A new report on the Boundary Waters Canoe Area Wilderness shows visitors are now older and more educated compared to the 'typical visitor' in the 60s, when the government designated the land as a wilderness area.
The BWCAW, which is part of the Superior National Forest, spans more than one million acres in northern Minnesota, though the general term the "Boundary Waters" often also includes the adjacent Quetico Provincial Park in Canada, another wilderness area that includes its own million acres.
The report used visitor surveys in 2007 and compared them to surveys that were done in 1969 and 1991.
The report also showed that the percentage of people who go to the Boundary Waters primarily to fish is less than it was even 20 years ago.
Bob Dvorak, lead author of the study and a professor at Central Michigan University, said this information is crucial for land managers so they can understand their visitors and trends.
People who rely on the BWCAW for their livelihood -- nearby outfitters and hotels -- also should study the report, Dvorak said, so they can understand their customer base. If fewer people are fishing, for example -- 35 percent reported going to the BWCAW primarily to fish in 2007, compared to 47 percent in 1991 -- that can inform future discussions of how to manage the land and cater to those visitors, he said.
Age: In 1969, the median age of the Boundary Waters visitor was 26, which included a lot of students. By 2007, the median age had shot up to 45. Dvorak says that age increase can probably be explained in part by the state's entire demographics. Minnesota is getting older, and most visitors were from Minnesota.
First-time visitors: The number of first-time visitors is also down significantly. In 1969, 30 percent of visitors were first-timers, but by 2007 only 6 percent were first-time visitors.
Education: On the education front, nearly everyone who goes to the Boundary Waters has a high school diploma. In 1969, 20 percent of all visitors didn't have a high school diploma. By 1991, that dropped to zero percent and bumped back up to 1 percent in 2007.
Crowding: What are people's perception of how crowded it was? Dvorak said he was unable to get a good grasp of day visitors as most of this study looked at overnight visitors. Fewer people reported the Boundary Waters being completely uncrowded, which shows the trend is moving towards the idea that there is some crowding, but only in a few places during a trip.

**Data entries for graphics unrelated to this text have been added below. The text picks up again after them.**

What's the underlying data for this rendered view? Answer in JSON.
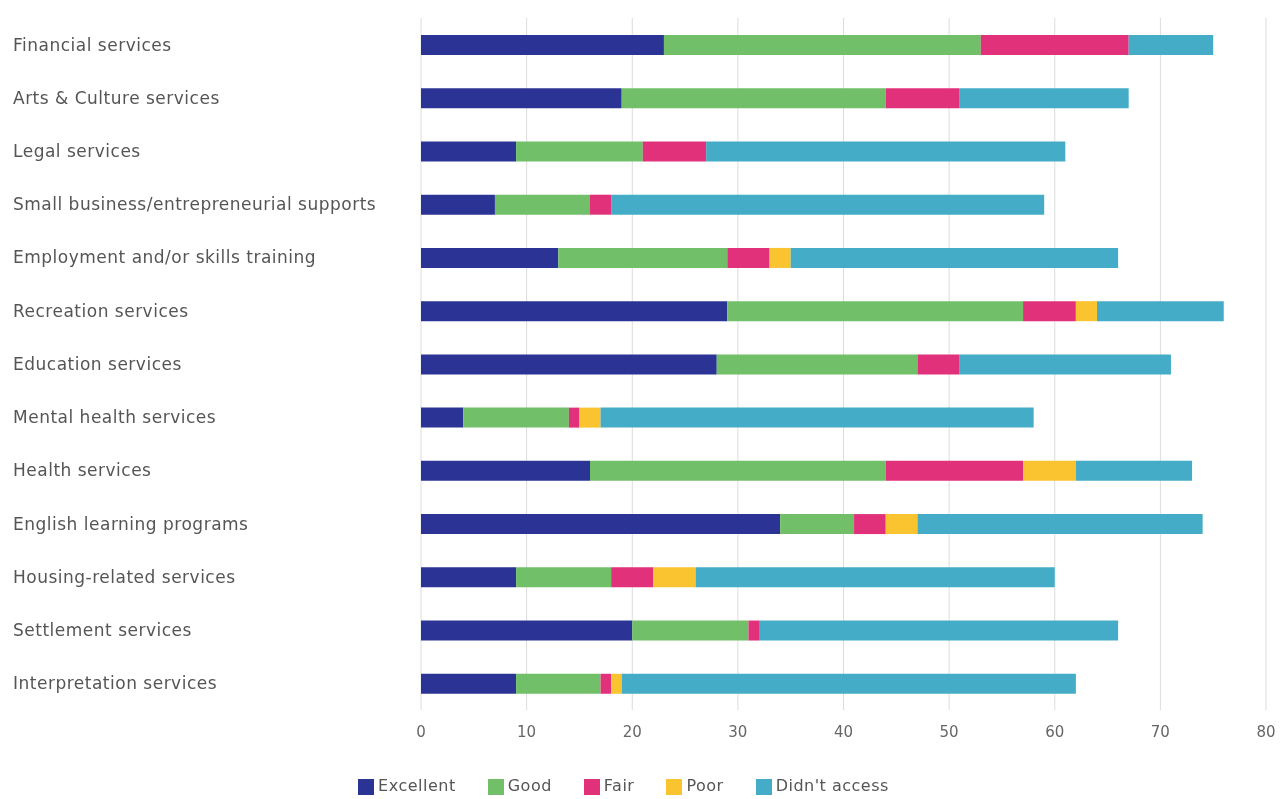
{
  "chart_data": {
    "type": "bar",
    "orientation": "horizontal",
    "stacked": true,
    "categories": [
      "Financial services",
      "Arts & Culture services",
      "Legal services",
      "Small business/entrepreneurial supports",
      "Employment and/or skills training",
      "Recreation services",
      "Education services",
      "Mental health services",
      "Health services",
      "English learning programs",
      "Housing-related services",
      "Settlement services",
      "Interpretation services"
    ],
    "series": [
      {
        "name": "Excellent",
        "color": "#2b3494",
        "values": [
          23,
          19,
          9,
          7,
          13,
          29,
          28,
          4,
          16,
          34,
          9,
          20,
          9
        ]
      },
      {
        "name": "Good",
        "color": "#72bf6a",
        "values": [
          30,
          25,
          12,
          9,
          16,
          28,
          19,
          10,
          28,
          7,
          9,
          11,
          8
        ]
      },
      {
        "name": "Fair",
        "color": "#e0317a",
        "values": [
          14,
          7,
          6,
          2,
          4,
          5,
          4,
          1,
          13,
          3,
          4,
          1,
          1
        ]
      },
      {
        "name": "Poor",
        "color": "#f9c430",
        "values": [
          0,
          0,
          0,
          0,
          2,
          2,
          0,
          2,
          5,
          3,
          4,
          0,
          1
        ]
      },
      {
        "name": "Didn't access",
        "color": "#44acc6",
        "values": [
          8,
          16,
          34,
          41,
          31,
          12,
          20,
          41,
          11,
          27,
          34,
          34,
          43
        ]
      }
    ],
    "xlim": [
      0,
      80
    ],
    "xticks": [
      0,
      10,
      20,
      30,
      40,
      50,
      60,
      70,
      80
    ],
    "grid": "x",
    "legend": "bottom"
  }
}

"The fact that we don't have this huge explosion of 'It was crowded everywhere; we were frustrated with how crowded it was' -- we're not seeing that," he said. "And so I think that's a very good sign. We're much more in the category of 'Let's keep an eye on things.' There's no huge red flag right now."
Day-trip visitors are still a population not truly understood, Dvorak said.

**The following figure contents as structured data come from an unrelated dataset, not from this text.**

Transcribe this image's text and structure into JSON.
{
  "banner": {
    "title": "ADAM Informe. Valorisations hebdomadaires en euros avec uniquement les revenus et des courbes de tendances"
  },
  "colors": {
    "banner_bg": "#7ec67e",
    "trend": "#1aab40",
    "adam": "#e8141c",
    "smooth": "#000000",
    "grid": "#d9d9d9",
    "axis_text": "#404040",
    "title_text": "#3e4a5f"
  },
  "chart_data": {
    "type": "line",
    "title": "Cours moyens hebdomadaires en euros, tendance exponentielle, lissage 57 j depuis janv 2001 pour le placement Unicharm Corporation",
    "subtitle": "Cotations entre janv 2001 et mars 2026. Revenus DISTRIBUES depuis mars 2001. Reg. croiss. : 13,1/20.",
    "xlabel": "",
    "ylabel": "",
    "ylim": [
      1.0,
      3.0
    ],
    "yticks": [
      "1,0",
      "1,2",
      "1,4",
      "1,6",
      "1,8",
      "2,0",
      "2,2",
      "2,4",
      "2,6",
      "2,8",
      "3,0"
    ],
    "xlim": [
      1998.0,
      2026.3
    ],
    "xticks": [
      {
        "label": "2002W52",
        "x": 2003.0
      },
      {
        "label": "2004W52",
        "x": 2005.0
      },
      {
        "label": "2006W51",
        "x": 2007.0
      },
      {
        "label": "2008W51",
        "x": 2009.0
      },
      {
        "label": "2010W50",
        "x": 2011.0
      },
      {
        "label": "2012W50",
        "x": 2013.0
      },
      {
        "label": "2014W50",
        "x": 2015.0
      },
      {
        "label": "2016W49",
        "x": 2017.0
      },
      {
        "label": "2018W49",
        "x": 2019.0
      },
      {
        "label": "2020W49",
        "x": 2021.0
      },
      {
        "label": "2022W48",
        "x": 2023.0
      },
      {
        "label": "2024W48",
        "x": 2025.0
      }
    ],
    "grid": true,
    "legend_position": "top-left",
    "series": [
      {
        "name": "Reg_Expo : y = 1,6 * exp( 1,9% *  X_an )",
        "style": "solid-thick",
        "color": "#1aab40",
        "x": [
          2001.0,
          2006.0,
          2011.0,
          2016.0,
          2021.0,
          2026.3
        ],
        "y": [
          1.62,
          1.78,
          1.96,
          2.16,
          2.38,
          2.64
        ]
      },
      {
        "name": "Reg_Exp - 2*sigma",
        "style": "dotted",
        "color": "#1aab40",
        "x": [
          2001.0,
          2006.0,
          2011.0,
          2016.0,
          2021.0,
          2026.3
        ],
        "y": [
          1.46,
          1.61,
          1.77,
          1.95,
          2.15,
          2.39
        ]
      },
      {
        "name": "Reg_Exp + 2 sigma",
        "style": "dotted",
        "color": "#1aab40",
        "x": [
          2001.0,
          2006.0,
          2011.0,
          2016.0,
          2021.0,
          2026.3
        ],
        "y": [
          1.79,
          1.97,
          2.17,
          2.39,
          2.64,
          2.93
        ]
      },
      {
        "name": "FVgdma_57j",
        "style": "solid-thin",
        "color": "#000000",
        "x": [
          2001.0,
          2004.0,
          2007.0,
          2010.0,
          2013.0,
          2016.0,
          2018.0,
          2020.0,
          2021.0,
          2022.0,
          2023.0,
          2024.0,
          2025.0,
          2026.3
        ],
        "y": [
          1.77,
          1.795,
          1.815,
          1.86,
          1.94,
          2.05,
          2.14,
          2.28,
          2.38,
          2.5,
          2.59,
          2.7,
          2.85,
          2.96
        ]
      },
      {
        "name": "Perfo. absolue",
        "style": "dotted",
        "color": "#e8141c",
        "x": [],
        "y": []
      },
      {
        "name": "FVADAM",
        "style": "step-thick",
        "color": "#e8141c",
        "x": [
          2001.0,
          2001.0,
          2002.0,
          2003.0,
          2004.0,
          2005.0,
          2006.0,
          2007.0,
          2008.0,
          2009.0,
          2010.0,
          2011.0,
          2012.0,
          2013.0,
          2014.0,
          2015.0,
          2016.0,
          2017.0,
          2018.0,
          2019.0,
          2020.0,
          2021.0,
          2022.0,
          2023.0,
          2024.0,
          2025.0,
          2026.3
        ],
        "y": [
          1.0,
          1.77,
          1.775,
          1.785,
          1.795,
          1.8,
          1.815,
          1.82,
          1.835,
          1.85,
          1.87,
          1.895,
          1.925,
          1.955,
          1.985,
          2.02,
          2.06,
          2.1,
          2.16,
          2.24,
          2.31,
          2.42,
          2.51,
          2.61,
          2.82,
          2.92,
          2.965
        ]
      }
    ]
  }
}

"We really struggled to understand day users, and we recognize that they're a very important component to the visitation of the BWCA," he said. "Someone who goes on a 10-day trip has a very different set of expectations than a person who is out for three hours. Maybe that's where the first-time visitors are; they only spend three hours in the BWCA, instead of three days. What is that going to mean if that becomes the preferred or dominant use, compared to the traditional use we're used to seeing?"